Nas piores horas de 2010, era difícil até mesmo imaginar que o segundo cenário fosse possível. Os americanos estavam apáticos, alienados e resignados. Todo mundo via aonde a coisa ia, mas era como assistir a um acidente de trem – aquele horror em câmera lenta na sua cabeça, a descrença, a sensação de que ninguém te ouve gritar e a consciência repugnante de que nada pode ser feito para impedir o que você sabe que está chegando.

A recuperação
Agora, da perspectiva de 2012, surpreende como a paisagem mudou rapidamente. Ainda é muito cedo para proclamar um vencedor nessa corrida mas, como ela está no momento, o segundo cenário passou a ser o mais provável, e a possibilidade de uma América fascista está começando a recuar.

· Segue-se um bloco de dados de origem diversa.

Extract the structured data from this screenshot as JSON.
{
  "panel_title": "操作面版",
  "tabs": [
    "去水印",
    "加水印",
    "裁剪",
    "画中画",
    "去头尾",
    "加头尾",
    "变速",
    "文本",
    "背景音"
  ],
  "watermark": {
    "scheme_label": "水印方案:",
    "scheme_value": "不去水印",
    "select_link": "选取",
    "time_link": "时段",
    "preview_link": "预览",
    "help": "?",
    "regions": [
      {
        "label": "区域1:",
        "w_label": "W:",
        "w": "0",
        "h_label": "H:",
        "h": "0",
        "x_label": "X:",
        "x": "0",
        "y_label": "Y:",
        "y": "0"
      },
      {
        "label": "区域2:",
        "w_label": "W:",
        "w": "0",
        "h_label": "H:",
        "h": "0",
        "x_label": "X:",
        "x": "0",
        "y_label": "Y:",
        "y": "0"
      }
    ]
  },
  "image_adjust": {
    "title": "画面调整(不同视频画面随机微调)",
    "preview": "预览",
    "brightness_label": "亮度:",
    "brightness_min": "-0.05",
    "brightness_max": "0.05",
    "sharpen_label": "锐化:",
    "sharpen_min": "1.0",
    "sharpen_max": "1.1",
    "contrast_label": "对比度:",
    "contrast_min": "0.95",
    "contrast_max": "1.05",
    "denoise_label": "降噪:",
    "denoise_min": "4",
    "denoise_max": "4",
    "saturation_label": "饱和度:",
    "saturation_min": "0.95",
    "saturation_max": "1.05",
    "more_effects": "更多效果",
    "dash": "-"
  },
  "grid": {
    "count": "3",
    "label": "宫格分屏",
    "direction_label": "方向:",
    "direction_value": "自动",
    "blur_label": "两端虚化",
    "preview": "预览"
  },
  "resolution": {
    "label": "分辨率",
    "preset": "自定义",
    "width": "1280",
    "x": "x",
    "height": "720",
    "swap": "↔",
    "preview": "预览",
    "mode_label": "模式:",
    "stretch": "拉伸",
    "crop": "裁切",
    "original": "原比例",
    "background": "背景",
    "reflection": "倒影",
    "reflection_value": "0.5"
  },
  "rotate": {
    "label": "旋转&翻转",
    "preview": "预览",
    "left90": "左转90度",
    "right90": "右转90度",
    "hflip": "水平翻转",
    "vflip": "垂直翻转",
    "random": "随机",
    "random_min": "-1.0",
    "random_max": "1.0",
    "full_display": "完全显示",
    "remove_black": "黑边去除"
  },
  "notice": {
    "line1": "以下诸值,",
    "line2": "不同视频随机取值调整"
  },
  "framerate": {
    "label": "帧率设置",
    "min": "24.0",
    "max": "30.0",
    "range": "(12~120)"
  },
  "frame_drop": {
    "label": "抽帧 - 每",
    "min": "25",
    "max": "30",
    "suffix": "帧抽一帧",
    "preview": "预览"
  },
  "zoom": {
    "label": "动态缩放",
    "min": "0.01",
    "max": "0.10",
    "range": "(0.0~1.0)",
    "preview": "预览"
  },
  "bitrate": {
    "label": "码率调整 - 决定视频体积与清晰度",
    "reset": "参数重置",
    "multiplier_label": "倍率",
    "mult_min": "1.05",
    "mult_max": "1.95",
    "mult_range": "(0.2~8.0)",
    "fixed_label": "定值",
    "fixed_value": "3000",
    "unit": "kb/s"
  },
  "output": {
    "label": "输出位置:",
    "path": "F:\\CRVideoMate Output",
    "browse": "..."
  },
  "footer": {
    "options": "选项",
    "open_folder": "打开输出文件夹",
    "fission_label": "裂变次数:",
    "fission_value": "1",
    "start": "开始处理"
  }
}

A diferença é o mesmo sinal simples que eu esperava ver quando comecei a acompanhar isso em 2006. Finalmente, depois de anos de impotência, os americanos comuns realizaram a única coisa que fará toda a diferença: eles despertaram e ficaram putos. Wisconsin foi o primeiro sinal. Aí veio o Ocupar. Agora, nesta primavera, borbulha em todas partes, até o ponto em que nossos aspirantes a fascistas não podem dar um passo a lugar nenhum sem que seus pés se embaralhem com manifestantes determinados a lhes cobrarem.
Cuidado: o futuro do nosso país ainda tem a pinta de acidente de trem em câmera lenta. Mas, apesar de que o trem continua em movimento e o horror preenche nossas cabeças, você já consegue finalmente ouvir sua própria voz gritando. E todo mundo também consegue. Há uma crescente sensação de que apesar de que ainda não há nada que possamos fazer, precisamos fazer alguma coisa. Ficar parado na lateral do campo olhando o jogo já não é uma opção. Sabemos que é chegada a hora de lutar pelo futuro do nosso país – e também pelo futuro de nós todos.
A ascensão da decência e da visão americanas é a diferença crítica que muda o caminho e nos coloca nos trilhos de um futuro completamente novo. Enquanto durar esse movimento, o futuro fascista que se vislumbrava tão grande nas janelas durante o período do “Auge dos Pirados” continuará a pertencer a um passado que recede.

A linha do tempo
Não acontecerá rapidamente. Mais uma década poderá transcorrer antes de que possamos empurrar os fascistas em nosso entorno de volta à sua caixinha. Encará-los lá dentro ainda será uma briga longa e dura.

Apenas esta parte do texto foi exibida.